In Finding Emilie, here is one way that noticing the details of the day worked into the novel.  Fruit flies were hovering over the wine glasses at dinner one night and the next day I wrote this, using them as a metaphor for my heroine, Lili’s conflicted life.:

“Lili?”  The voice was Paul-Vincent’s, on her other side.  “Aren’t you speaking to me?”

“I’m sorry,” she interrupted.  “I’m just a little distracted.”

“I just thought of an excellent experiment.  Look at this.”  He held up his wine glass.  “Do you see?”

“See what?” Not science.  Not tonight.

“The fruit flies.  They’re everywhere.  I think they like wine, but it looks as if something about it makes them act strange.”  Lili dutifully held up her own glass trying to catch as much light as possible from the candles.  “I’ve got two of them sitting on the rim,” she said, “tipping down inside, like they’re trying to get whatever’s left there.”

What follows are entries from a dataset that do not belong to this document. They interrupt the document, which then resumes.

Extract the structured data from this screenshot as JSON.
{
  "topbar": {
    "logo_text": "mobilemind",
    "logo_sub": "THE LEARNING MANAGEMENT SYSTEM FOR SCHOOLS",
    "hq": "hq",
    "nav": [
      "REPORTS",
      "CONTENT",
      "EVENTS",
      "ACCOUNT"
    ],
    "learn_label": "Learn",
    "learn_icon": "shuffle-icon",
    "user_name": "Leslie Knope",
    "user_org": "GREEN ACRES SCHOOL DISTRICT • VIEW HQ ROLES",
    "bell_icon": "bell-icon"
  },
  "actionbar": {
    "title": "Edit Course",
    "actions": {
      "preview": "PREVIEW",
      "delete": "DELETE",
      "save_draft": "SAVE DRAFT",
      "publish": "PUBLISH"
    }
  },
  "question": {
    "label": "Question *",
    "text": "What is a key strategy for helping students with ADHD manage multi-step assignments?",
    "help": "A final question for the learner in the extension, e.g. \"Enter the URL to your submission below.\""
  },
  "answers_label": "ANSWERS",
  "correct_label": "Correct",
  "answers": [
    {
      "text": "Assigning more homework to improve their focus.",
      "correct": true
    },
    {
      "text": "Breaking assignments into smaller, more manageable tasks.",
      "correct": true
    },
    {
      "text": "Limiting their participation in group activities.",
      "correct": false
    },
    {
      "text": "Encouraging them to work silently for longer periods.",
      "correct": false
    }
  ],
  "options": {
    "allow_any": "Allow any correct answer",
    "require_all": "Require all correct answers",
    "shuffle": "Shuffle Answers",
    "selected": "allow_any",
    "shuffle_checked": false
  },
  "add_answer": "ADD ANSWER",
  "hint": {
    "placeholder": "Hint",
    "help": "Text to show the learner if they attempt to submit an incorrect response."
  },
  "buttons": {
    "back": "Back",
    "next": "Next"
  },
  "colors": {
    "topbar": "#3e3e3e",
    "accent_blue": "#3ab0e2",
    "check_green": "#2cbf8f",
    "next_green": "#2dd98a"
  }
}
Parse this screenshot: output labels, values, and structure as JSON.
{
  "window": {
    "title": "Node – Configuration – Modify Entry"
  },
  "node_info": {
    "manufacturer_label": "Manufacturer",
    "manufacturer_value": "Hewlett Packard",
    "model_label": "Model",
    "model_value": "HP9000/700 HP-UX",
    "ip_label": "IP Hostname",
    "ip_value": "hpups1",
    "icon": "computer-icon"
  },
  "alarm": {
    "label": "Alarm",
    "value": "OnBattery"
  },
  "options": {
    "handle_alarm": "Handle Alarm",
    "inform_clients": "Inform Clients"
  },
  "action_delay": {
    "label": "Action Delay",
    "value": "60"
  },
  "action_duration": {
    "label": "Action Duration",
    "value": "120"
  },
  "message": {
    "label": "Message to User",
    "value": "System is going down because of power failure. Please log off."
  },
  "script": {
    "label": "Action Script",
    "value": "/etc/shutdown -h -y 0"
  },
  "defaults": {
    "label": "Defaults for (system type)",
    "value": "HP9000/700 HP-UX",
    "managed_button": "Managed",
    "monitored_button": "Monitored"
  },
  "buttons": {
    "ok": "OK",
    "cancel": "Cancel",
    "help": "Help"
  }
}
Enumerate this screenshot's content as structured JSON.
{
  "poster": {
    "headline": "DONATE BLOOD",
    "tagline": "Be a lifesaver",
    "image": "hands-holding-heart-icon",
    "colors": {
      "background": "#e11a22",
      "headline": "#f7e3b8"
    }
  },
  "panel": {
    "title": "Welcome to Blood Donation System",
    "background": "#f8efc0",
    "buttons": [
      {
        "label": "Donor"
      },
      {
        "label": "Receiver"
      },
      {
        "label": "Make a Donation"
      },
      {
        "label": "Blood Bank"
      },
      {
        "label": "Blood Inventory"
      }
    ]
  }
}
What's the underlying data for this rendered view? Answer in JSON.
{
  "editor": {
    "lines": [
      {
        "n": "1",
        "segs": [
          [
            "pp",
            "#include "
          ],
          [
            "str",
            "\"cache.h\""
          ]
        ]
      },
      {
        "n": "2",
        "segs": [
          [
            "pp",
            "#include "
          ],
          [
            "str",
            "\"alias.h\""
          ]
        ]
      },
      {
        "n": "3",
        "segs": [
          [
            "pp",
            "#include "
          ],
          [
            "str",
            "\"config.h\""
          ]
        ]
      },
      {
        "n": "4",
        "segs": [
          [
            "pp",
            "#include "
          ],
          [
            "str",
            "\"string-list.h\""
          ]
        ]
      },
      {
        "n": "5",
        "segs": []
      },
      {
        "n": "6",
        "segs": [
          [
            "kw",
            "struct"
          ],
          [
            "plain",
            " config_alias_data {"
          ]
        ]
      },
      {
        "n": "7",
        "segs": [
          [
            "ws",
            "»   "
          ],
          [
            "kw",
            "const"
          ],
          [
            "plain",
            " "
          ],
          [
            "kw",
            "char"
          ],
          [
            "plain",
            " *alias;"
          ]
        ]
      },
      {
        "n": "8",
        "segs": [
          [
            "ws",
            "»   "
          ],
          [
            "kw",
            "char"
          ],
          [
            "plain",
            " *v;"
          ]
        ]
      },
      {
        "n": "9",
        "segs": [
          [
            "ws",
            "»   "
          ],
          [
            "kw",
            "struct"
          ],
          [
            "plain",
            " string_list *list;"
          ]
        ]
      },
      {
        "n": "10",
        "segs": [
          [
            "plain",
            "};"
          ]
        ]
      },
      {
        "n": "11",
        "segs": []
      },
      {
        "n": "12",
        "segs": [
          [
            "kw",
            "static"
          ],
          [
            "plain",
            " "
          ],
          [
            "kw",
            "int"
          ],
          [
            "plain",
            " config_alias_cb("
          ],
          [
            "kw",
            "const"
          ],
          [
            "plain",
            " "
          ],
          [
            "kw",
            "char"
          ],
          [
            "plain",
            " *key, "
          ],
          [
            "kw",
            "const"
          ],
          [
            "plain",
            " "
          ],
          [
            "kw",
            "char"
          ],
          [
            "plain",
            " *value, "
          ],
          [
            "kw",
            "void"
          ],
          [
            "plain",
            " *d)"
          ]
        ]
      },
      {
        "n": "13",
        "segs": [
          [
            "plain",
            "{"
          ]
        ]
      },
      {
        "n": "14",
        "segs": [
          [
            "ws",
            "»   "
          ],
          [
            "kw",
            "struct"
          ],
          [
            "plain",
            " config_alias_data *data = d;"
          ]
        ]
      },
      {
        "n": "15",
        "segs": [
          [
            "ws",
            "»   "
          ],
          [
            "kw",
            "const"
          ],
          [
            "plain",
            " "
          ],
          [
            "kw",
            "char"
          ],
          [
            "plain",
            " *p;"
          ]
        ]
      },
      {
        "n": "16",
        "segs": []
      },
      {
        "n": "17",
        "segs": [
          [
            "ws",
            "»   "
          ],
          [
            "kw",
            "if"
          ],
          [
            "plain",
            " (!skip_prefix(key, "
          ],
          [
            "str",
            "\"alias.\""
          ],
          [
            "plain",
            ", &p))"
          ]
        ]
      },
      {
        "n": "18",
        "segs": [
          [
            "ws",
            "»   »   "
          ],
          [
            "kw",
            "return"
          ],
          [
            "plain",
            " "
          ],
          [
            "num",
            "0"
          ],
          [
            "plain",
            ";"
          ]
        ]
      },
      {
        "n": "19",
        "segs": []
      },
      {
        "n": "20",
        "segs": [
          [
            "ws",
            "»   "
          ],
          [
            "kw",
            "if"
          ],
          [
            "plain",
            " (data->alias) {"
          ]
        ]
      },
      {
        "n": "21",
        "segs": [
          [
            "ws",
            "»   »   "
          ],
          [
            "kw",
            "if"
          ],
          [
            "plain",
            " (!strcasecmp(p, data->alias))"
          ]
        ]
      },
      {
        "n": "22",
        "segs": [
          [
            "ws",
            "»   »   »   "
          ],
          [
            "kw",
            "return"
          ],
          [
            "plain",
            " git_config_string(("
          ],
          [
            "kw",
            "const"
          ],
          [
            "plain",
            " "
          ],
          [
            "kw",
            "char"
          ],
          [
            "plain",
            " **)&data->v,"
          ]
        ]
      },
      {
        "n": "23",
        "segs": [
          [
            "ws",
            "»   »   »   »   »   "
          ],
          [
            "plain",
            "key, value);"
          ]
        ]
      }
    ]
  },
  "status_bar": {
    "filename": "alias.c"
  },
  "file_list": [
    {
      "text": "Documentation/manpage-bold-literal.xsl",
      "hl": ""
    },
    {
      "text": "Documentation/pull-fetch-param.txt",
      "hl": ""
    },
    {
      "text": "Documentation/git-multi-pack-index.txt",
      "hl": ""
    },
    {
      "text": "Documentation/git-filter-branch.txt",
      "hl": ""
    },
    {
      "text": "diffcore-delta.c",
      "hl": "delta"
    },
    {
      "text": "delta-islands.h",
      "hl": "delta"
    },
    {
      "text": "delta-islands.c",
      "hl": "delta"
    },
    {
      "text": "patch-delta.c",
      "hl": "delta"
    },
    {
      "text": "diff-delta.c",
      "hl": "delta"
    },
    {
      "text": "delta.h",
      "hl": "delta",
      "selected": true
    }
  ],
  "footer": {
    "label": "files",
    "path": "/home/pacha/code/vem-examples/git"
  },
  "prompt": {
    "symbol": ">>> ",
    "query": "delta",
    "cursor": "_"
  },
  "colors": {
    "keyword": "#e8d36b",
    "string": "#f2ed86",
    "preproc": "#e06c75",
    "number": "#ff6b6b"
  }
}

In spite of herself, she was interested.  “Maybe they just don’t want to fall in.”

“And maybe they’re a little drunk,” he snickered. “I wonder if vapors coming up from the wine are doing that, or if they’re actually drinking. I wish I’d brought the microscope.”

Lili laughed. “You can’t bring a microscope to dinner!”

“I know. But how about tomorrow?”  He lowered his voice. “I promise I won’t try to kiss you if you come to the lab.” Lili stared at him, so wrapped up in the problems of the day that it took a moment to understand what he was talking about.

She had already looked at a fruit fly under the microscope and been horrified by its enormous eyes and tiny claw-like feet. Now she felt nothing but sympathy for the little creatures hovering on the rim of her glass. Could they escape or would they just stay there, caught and confused between the forces that attracted and repelled them, until they fell in and drowned, or perhaps flew out and survived a little longer?